Putting a few milestones up to give you some orientation:
- choose what to image (nebulae, galaxies, planets, moon, sun)
- pick equipment suitable for the object type (there is no one fits all)
- understand what data you need and how to get it (calibration frames, actual object, camera settings, etc.)
- shoot your first images
- understand the general processing workflow that consists of pre and post processing
- pick the software. It can be two different programs for pre and post or one software that does both
- do the pre procsssing
- if you succeed upload the unprocessed stack and post a public link, the community will process it for you and give you feedback on the data quality
- if you fail doing the pre processing upload all your files (that is a lot of data!) and someone will help and give feedback
- learn post processing and try to resemble the examples from the community
- fine tune whatever needs to be tuned, follow the advice, get more processing skills, find your own style.

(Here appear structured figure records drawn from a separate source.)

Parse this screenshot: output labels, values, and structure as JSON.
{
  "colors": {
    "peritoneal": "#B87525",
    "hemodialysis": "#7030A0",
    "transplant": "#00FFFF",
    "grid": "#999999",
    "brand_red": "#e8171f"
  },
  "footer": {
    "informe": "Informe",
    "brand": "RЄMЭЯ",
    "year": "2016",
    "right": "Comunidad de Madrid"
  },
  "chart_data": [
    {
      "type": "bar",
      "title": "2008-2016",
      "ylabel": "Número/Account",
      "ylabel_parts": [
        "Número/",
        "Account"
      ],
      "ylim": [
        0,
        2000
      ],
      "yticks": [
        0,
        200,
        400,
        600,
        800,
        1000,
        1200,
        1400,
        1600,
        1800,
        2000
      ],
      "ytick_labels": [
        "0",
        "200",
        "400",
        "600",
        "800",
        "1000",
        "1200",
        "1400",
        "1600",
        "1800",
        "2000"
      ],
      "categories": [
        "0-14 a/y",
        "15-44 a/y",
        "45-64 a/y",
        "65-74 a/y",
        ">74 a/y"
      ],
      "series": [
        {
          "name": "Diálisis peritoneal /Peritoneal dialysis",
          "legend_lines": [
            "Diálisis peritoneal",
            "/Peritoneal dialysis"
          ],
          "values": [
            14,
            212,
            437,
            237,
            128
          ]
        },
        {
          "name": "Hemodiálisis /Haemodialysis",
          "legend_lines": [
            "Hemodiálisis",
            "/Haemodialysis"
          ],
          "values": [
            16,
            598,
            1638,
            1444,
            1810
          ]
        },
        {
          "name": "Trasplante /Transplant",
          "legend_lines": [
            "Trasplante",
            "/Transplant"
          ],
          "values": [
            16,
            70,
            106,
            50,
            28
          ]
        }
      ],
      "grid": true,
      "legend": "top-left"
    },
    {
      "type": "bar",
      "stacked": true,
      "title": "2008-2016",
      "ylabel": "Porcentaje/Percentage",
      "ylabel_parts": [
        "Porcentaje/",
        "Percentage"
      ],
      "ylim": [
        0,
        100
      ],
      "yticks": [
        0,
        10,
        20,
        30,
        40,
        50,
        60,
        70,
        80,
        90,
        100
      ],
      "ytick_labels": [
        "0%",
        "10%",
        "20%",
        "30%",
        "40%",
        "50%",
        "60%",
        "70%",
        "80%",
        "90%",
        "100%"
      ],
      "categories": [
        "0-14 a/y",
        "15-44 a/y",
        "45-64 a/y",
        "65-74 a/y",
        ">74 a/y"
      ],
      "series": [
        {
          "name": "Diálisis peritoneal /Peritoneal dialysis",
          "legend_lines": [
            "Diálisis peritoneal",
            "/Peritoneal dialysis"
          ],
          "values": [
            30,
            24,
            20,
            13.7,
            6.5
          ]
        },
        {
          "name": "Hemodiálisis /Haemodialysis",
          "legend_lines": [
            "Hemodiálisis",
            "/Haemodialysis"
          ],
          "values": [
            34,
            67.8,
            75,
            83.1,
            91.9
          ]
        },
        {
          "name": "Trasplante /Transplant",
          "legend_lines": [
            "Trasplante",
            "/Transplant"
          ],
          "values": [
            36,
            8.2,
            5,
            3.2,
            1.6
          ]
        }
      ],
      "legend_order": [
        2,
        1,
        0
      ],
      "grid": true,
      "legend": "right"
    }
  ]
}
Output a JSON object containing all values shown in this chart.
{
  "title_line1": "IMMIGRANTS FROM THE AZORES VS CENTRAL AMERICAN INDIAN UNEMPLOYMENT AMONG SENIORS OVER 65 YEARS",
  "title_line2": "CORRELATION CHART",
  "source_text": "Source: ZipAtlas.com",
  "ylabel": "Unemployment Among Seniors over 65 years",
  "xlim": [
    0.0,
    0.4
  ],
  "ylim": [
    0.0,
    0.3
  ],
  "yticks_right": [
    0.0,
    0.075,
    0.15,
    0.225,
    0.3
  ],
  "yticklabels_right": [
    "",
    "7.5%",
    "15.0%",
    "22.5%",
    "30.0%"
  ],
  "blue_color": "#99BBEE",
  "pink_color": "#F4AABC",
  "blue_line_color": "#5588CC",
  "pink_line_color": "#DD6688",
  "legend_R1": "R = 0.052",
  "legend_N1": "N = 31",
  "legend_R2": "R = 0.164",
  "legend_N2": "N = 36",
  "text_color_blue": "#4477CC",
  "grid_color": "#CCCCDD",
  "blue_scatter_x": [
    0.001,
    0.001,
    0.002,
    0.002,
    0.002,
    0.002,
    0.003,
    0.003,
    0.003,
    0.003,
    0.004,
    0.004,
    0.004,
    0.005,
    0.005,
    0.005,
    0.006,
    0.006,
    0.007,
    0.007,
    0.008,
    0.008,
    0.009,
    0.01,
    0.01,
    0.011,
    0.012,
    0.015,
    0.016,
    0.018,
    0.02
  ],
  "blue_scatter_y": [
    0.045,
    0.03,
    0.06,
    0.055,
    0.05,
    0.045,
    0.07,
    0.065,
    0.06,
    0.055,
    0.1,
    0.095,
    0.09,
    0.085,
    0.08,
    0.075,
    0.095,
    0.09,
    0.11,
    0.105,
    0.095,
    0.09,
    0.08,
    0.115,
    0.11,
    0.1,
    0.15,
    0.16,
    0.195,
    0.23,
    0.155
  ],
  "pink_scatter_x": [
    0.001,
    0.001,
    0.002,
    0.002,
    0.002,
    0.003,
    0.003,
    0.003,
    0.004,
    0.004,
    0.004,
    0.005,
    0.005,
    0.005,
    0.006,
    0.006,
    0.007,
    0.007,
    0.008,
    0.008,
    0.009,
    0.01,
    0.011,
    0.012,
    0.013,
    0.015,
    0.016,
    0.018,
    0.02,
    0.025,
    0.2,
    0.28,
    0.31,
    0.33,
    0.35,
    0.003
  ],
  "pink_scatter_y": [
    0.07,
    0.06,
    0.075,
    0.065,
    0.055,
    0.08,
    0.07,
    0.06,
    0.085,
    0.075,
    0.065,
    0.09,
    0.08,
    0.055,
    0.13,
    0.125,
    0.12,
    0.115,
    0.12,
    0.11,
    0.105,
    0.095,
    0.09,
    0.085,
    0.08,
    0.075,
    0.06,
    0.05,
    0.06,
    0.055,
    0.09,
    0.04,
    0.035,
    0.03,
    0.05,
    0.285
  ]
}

That is a 2-5 year time table. You have done the first 2 steps so far.
In Nico Carver's video you can see different pre and post processing options. Most people start with free Deep Sky Stacker for the pre and use Photoshop when they already own it or try free Gimp. Dedicated software is not free but much more fun to work with as it is made for the task.
The beginner recipe for a stunning first image is this:
- pick a large and bright object like the Pleiades or the Great Orion Nebula or the Rosette Nebula or the Great Hercules Cluster
- image from a dark place if possible. Don't image when the moon is up. Dark sky is by far the most efficient booster.
- pile up several hours of total imaging time. Rule of thumb: for twice the light pollution level you have to quadruple the over all time!